I don't know if you should broach the subject, but I hope she attempts counselling, as women rarely get through the struggle of past abuse on their own.

 

Play it cool, be there for her if she needs it, but don't make yourself look desperate or needy (a major turn off for women). Hopefully if you step back she will realise what a wonderful guy you are and consider what she may be losing.

 

Good luck!

Posted

Hello ellandroader! Welcome - although I am new her myself so perhaps I shouldn't be part of the committee.

 

You are so NICE. Just genuinely polite. You seem like a wonderful man. And your post wasn't long at all compared to some I've seen.

 

Now to the problem at hand. I would trust your own instincts. If you feel you are being snubbed, you probably are. Painful I know but better to know now.

 

I fear you are becoming the "un-boyfriend boyfriend". That is what I call it.

 

When girls are getting all the fun, support, advice, and caring from a guy that is NOT her boyfriend, she is getting all that she needs from you. But she isn't giving you what you want or need. All under the disguise that she needs space. She says she needs space. Classic. I always said that when I met a really nice guy that I enjoyed getting attention from. I knew the guy wanted to date me, I didn't want to date him for whatever reason, but I liked the attention and the feeling that I was cared for.

 

It wasn't fair. And it always ended badly. Either the nice guy couldn't take being a friend (that I was demanding of) and finally broke it off very unhappily. Or someone else that I did want to date, etc.

 

I am sorry to be the bearer of this reply. Maybe other people will post a viewpoint that is completely different.

 

I just think you could find someone who is thrilled by how wonderful you seem to be.

  • Author
Posted

Thank you both for your replies, and the warm welcomes! :)

 

Yes, she has had problems, and there are issues ongoing in her life. I have tried to give her a benefit of the doubt because of these, though the sticking point for me is "Why start something then if you weren't interested?".

 

She is getting some help for her issues I understand and she felt ok telling me all about them. Perhaps she genuinely just doesn't feel ready.

 

Pink Amulet - I haven't said anything or done anything. She just caught me totally out of the blue and that was that. I am a "non pressure" guy (I wasn't even going to make a move, especially after she had deterred me before...then she made her move:confused:).
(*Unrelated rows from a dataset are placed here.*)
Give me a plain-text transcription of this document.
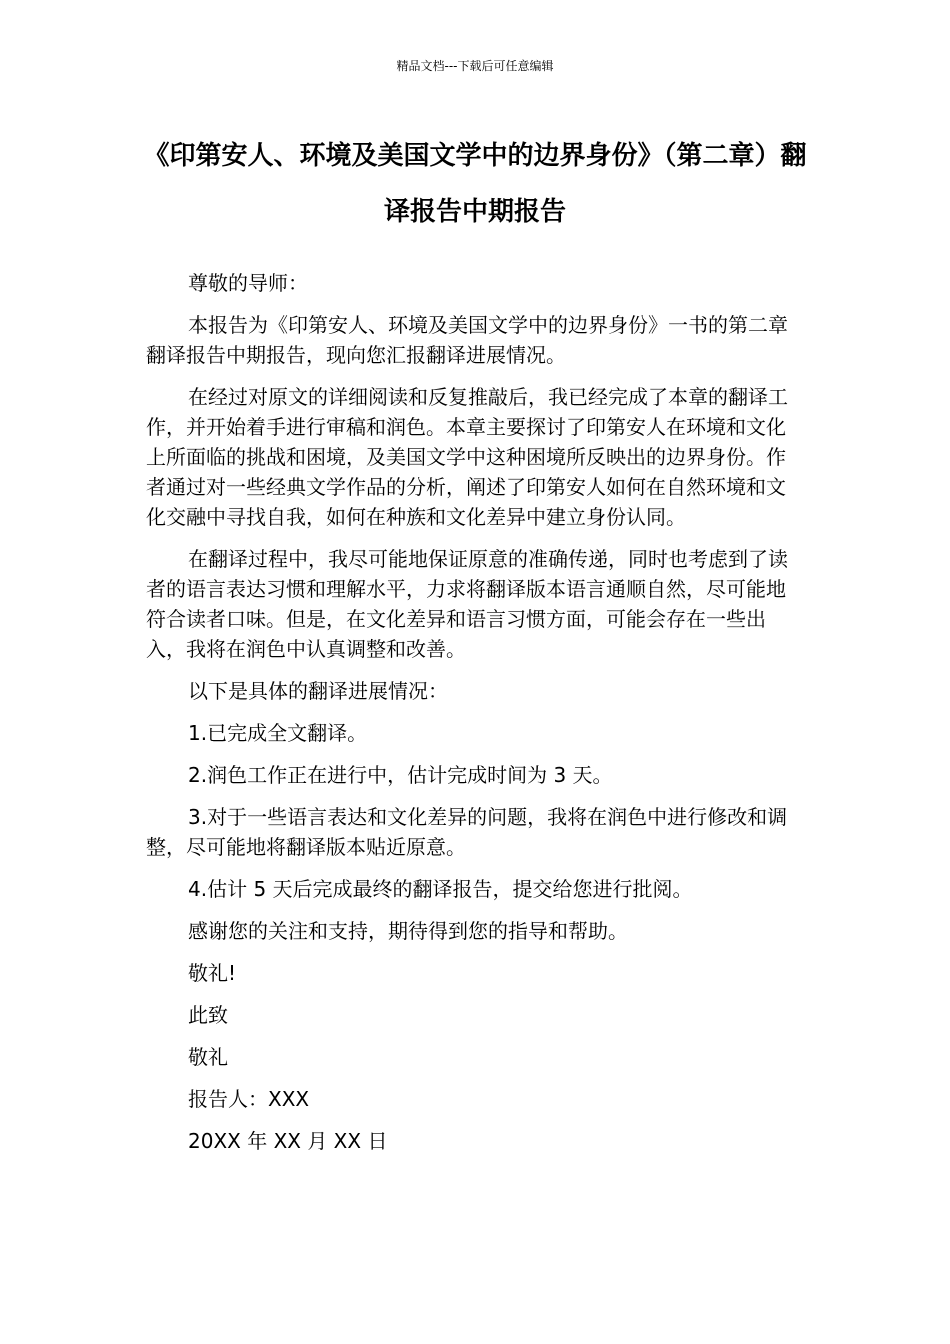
精品文档---下载后可任意编辑
《印第安人、环境及美国文学中的边界身份》（第二章）翻译报告中期报告

尊敬的导师：

本报告为《印第安人、环境及美国文学中的边界身份》一书的第二章翻译报告中期报告，现向您汇报翻译进展情况。

在经过对原文的详细阅读和反复推敲后，我已经完成了本章的翻译工作，并开始着手进行审稿和润色。本章主要探讨了印第安人在环境和文化上所面临的挑战和困境，及美国文学中这种困境所反映出的边界身份。作者通过对一些经典文学作品的分析，阐述了印第安人如何在自然环境和文化交融中寻找自我，如何在种族和文化差异中建立身份认同。

在翻译过程中，我尽可能地保证原意的准确传递，同时也考虑到了读者的语言表达习惯和理解水平，力求将翻译版本语言通顺自然，尽可能地符合读者口味。但是，在文化差异和语言习惯方面，可能会存在一些出入，我将在润色中认真调整和改善。

以下是具体的翻译进展情况：

1.已完成全文翻译。

2.润色工作正在进行中，估计完成时间为 3 天。

3.对于一些语言表达和文化差异的问题，我将在润色中进行修改和调整，尽可能地将翻译版本贴近原意。

4.估计 5 天后完成最终的翻译报告，提交给您进行批阅。

感谢您的关注和支持，期待得到您的指导和帮助。

敬礼!

此致

敬礼

报告人：XXX

20XX 年 XX 月 XX 日
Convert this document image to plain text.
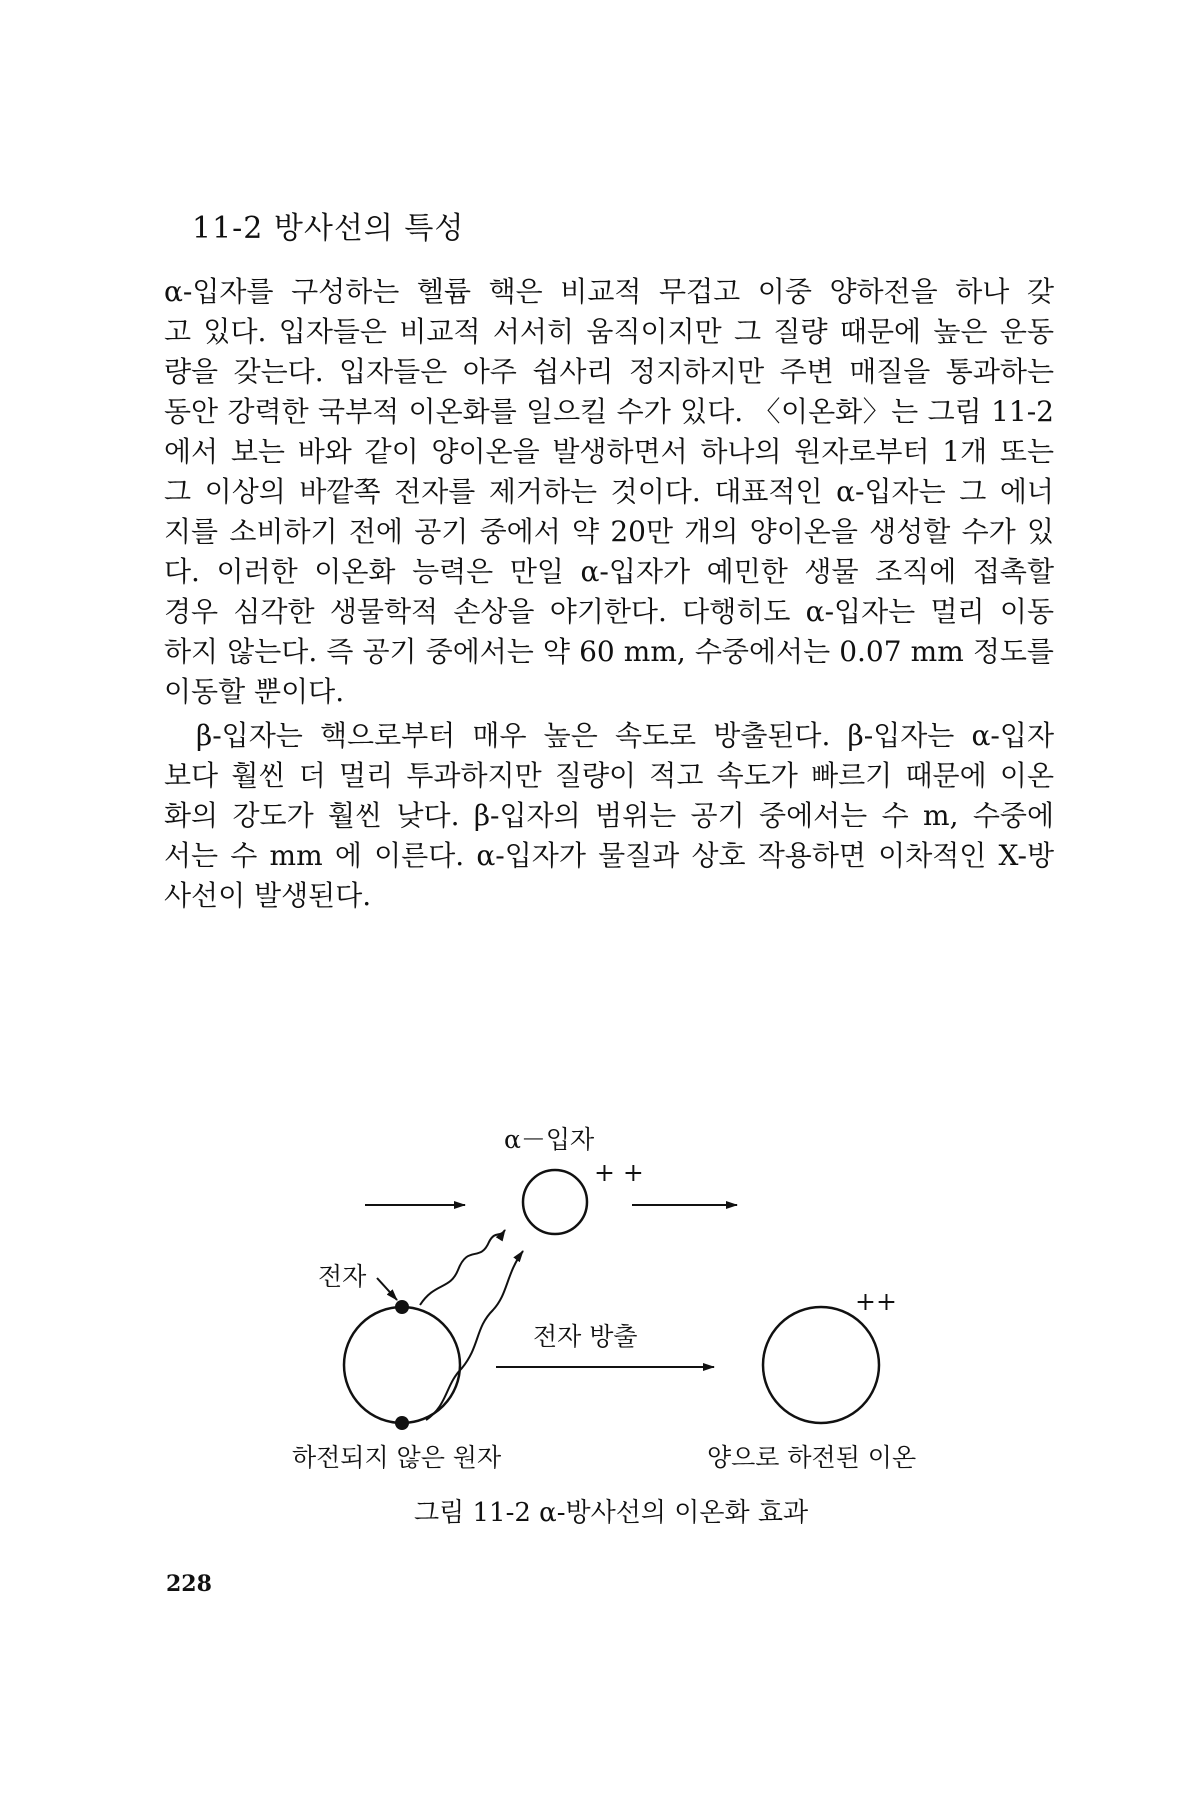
11-2 방사선의 특성
α-입자를 구성하는 헬륨 핵은 비교적 무겁고 이중 양하전을 하나 갖
고 있다. 입자들은 비교적 서서히 움직이지만 그 질량 때문에 높은 운동
량을 갖는다. 입자들은 아주 쉽사리 정지하지만 주변 매질을 통과하는
동안 강력한 국부적 이온화를 일으킬 수가 있다. 〈이온화〉는 그림 11-2
에서 보는 바와 같이 양이온을 발생하면서 하나의 원자로부터 1개 또는
그 이상의 바깥쪽 전자를 제거하는 것이다. 대표적인 α-입자는 그 에너
지를 소비하기 전에 공기 중에서 약 20만 개의 양이온을 생성할 수가 있
다. 이러한 이온화 능력은 만일 α-입자가 예민한 생물 조직에 접촉할
경우 심각한 생물학적 손상을 야기한다. 다행히도 α-입자는 멀리 이동
하지 않는다. 즉 공기 중에서는 약 60 mm, 수중에서는 0.07 mm 정도를
이동할 뿐이다.
β-입자는 핵으로부터 매우 높은 속도로 방출된다. β-입자는 α-입자
보다 훨씬 더 멀리 투과하지만 질량이 적고 속도가 빠르기 때문에 이온
화의 강도가 훨씬 낮다. β-입자의 범위는 공기 중에서는 수 m, 수중에
서는 수 mm 에 이른다. α-입자가 물질과 상호 작용하면 이차적인 X-방
사선이 발생된다.
α－입자
+ +
전자
전자 방출
++
하전되지 않은 원자	양으로 하전된 이온
그림 11-2 α-방사선의 이온화 효과
228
I won't be pressuring her and she knows where I am, but on the same token, I don't want to be calling and such all the time.

 

Island Girl - Thanks for the kind words! I do try to be polite. I appreciate your blunt response but as you say, it is better to hear it now I suppose. I don't want to be the "un-boyfriend boyfriend" that you refer to, and she actually knows I find it difficult to be friends. I am not quite sure how to play it because I genuinely do like her and I wish she would have given it more of a chance. It is almost embarassing at my end because it didn't last so long.

Posted

All you need to know is that she has issues (as she's admitted) and she isn't going to be exclusive with you anytime soon and perhaps never will. The best thing to do is to continue to see her casually but see other girls as well. It's likely you'll find a girl just as cool as her who doesn't have the hangups.

  • Author
Posted

Yeah she has issues and stuff, but has never said she isn't interested. (And she was sat on my lap the other day with her arm around me) So I'm bloody confused. I think she is too and she even said that down the line there might be something more (again).

Posted

forget about this woman and move on.

Posted

I agree as well, move on dude. Also, buying a gift for a women this early in dating is a relationship killer.